Verkehrswende:Raus aus dem Stau

Eine Attraktion könnte eine Seilbahn - ob in der Luft wie in dieser Visualisierung für den Frankfurter Ring - schon sein.

Eine Seilbahn - ob in der Luft wie in dieser Visualisierung für den Frankfurter Ring oder auf einem Gleis, wie es an anderer Stelle diskutiert wird - könnte zumindest eine Attraktion sein.

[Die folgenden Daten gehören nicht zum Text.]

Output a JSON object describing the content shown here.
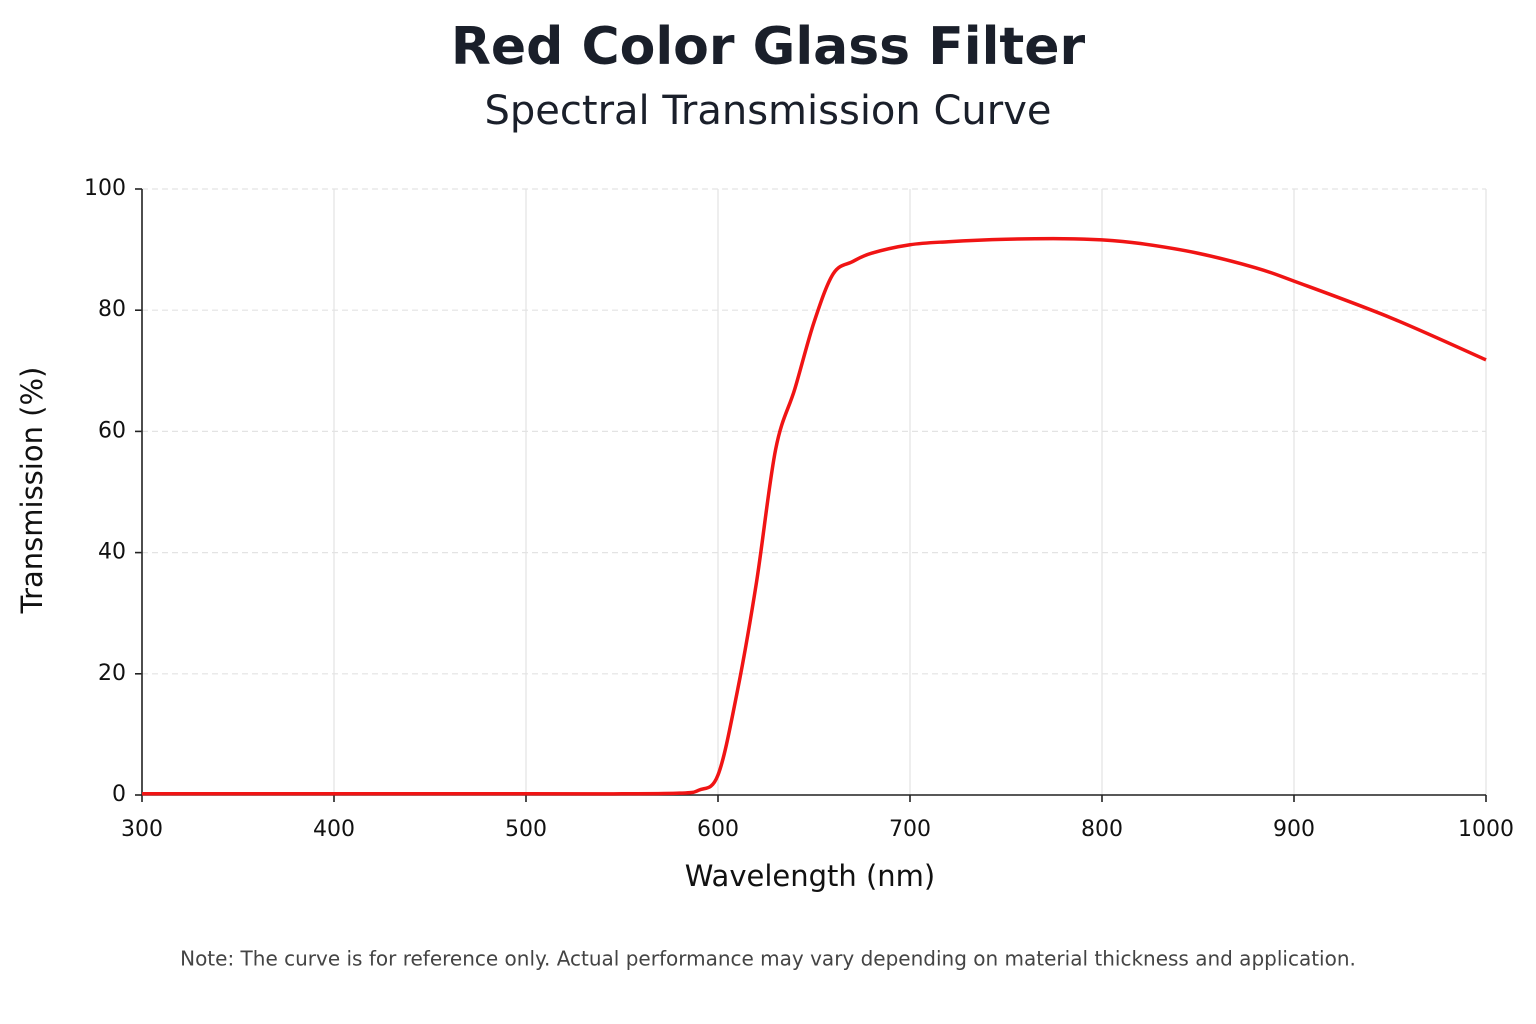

(Foto: Bauchplan/Bayerisches Staatsministerium für Wohnen, Bau und Verkehr)
  • Bis zum Jahr 2040 sollen aus den heute schon 1,5 Millionen Einwohnern bereits 1,85 Millionen geworden sein.
  • 60 Millionen Kilometer Strecke legen alle Münchner zusammen schon heute jeden Tag zurück.
  • Viele ÖPNV-Projekte, die tatsächlich Rettung vor dem Verkehrskollaps versprechen, lassen auf sich warten.

Von Andreas Schubert

Staub hier, Lärm da, Stau und Umleitungen dort. An diesem Wochenende fahren die U-Bahnlinien U1 und U2 wegen der Baustelle am Sendlinger Tor wieder einmal nur eingeschränkt. In einer Woche ist die S-Bahn-Stammstrecke gesperrt, weil auch die eine Modernisierung nötig hat, zusätzlich ist deshalb in Laim die Unterführung dicht. Am Hauptbahnhof wird das alte Empfangsgebäude abgerissen, weil ein neuer, leistungsfähiger Bahnhof gebaut werden soll. Und und und.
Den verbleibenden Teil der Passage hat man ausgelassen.